I am using RNAseq analysis to find genes differentially expressed between 2 conditions. I am using StringTie for transcript assembly and quantification.
I am using prepDE.py in order to use StringTie with DESeq2
as instructed on http://ccb.jhu.edu/software/stringtie/index.shtml?t=manual#deseq which outputs gene_count_matrix.csv? This file has Gene IDs. Some of them had gene like NM_000144 which was convenient to do downstream analysis after. But others of my data had rows with MSTRAG tag. Can I ignore these MSTRG genes in downstream analysis (Enrichment Analysis at pantherdb.oorg)? If not, how can I get the corresponding gene symbols?

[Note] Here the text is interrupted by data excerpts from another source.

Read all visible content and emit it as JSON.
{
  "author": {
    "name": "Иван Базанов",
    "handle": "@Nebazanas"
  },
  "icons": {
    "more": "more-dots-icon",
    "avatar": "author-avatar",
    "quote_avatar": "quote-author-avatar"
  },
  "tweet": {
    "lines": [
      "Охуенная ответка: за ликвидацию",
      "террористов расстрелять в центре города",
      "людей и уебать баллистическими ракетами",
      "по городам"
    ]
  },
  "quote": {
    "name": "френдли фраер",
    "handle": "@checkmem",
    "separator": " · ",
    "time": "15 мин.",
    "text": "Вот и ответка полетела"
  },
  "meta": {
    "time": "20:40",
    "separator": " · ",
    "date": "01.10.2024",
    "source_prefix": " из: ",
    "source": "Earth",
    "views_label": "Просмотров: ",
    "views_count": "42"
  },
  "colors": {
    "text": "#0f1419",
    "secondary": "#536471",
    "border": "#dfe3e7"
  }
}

StringTie annotation can have 2 problems:
1) Unassigned gene_name in single gene: It is a novel transcript in a known gene
2) Cluster of genes (multiple gene_names/gene_ids) which are joined together by StringTie because of their overlap in genomic space.
Lastly you can find novel genes which will also have no corresponding annoation.
From my experience with StringTie data there are typically thens of thousands of missing gene_names and ~50% of the missing gene_names are due to problem 1 and 2. To solve this I have just release an update to the R package IsoformSwitchAnalyzeR (available in >1.11.6) which can fix problem 1 and 2 for most genes. You simply use the importRdata() function - which will fix the isoform annotation which is fixable and clean up the rest of the annotation. From the resulting switchAnalyzeRList object you can analyse isoform switches with predicted functional consequences with IsoformSwitchAnalyzeR or use extractGeneExpression() to get a gene count matrix for DE analysis with other tools.